Она принимала все больше биодобавок, но все равно слабела, быстро худела, у нее все пугалось в голове. Казалось, ее тело воюет против нее самой. Врачи не могли поставить диагноз, хотя клиника корпорации «Здравайзер» взяла у нее множество анализов; «Здравайзер» принимал участие в ее судьбе, потому что она была верным потребителем продуктов корпорации. Они организовали особое лечение, предоставили своих собственных врачей. Но не бесплатно — даже с учетом скидки, положенной членам «франшизы „Здравайзера“ — одной большой семьи», лечение обходилось в кучу денег, а поскольку болезнь была безымянная, скромная медицинская страховка родителей не могла покрыть эти расходы. Страховая компания отказалась платить. А в государственную больницу человека брали, только если у него уж совсем не было денег.

Впрочем, думает Тоби, в эти общественные мертвецкие все равно ни один нормальный человек добровольно не пойдет. Максимум, что там сделают, — попросят показать язык, подарят горсть микробов и вирусов вдобавок к твоим собственным и отправят домой.

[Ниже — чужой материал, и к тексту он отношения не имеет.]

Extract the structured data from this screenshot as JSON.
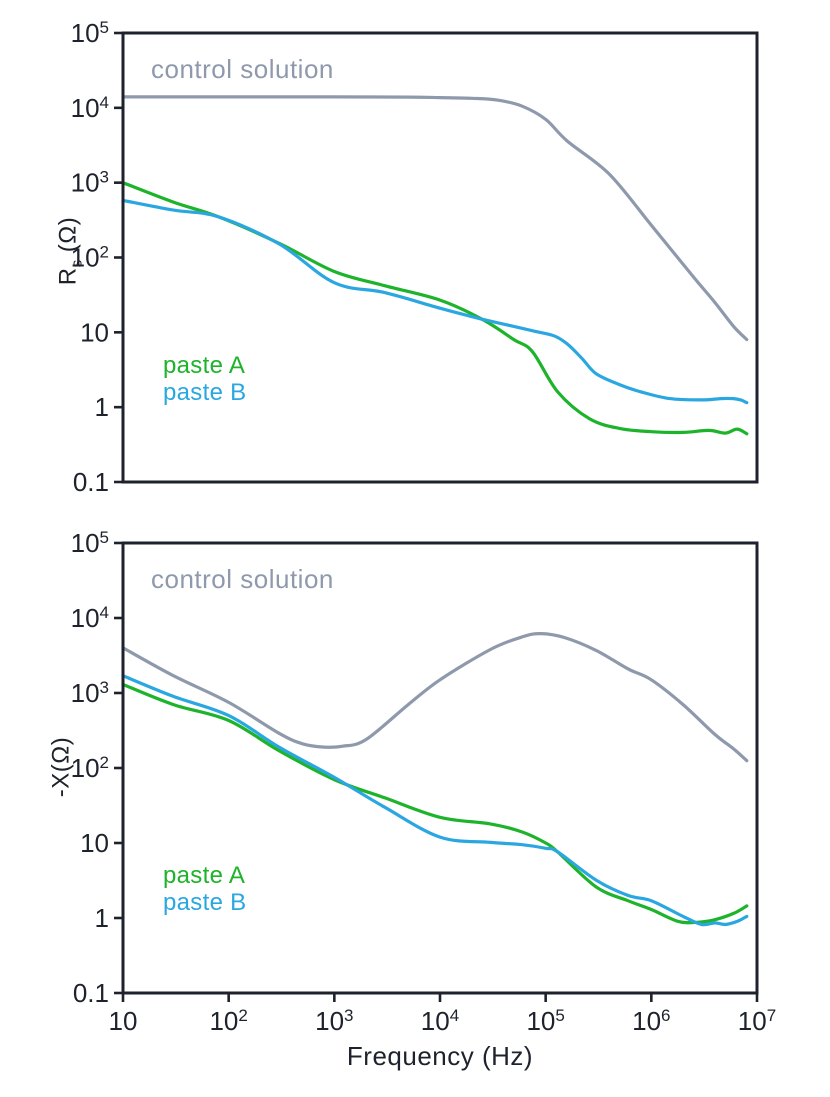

Отец Тоби перезаложил дом в банке и все деньги потратил на врачей, лекарства, приходящих медсестер, больницы. Но мать все чахла.

Пришлось продать белый каркасный домик — гораздо дешевле, чем отцу предлагали сначала. На следующий день после подписания документов бульдозеры сровняли дом с землей. Отец купил другой дом, крохотный, в квартале новой застройки. Квартал прозвали Большим Ящиком, потому что по краям его обступила целая толпа мегамаркетов. Отец выкопал карабин из-под кучи штакетника, тайно перевез в новый дом и снова зарыл — на этот раз под каменными плитами пустого заднего дворика.

Потом он потерял и работу продавца окон, потому что слишком часто отпрашивался из-за болезни жены. Пришлось продать солнцекар. Потом исчезла мебель — один предмет за другим. Много выручить за нее не удалось. Люди чуют твое отчаяние, сказал отец Тоби. И пользуются им.

Этот разговор происходил по телефону — хотя в семье не было денег, Тоби все же пробилась в университет. Академия Марты Грэм [4]предложила ей крохотную стипендию, и еще она подрабатывала официанткой в студенческой столовой. Тоби хотела вернуться домой и помочь ухаживать за матерью, но отец сказал «нет»: она должна оставаться в академии, потому что дома все равно ничем помочь не сможет.

Наконец отцу пришлось выставить на продажу и жалкий домик в Большом Ящике. Тоби приехала на похороны матери и увидела объявление на газоне перед домом. Отец к тому времени превратился в развалину: унижение, боль, неудачи грызли его, и от него уже почти ничего осталось.

Похороны матери были короткими и ужасными. После похорон Тоби с отцом уселись в ободранной кухне. Они выпили упаковку пива — Тоби две банки, отец четыре. Потом, когда Тоби легла спать, отец пошел в пустой гараж, сунул «рюгер» в рот и нажал на спусковой крючок.

4

Марта Грэм (1894–1991) — танцовщица и хореограф, создательница американского танца модерн; значительная фигура в истории феминизма.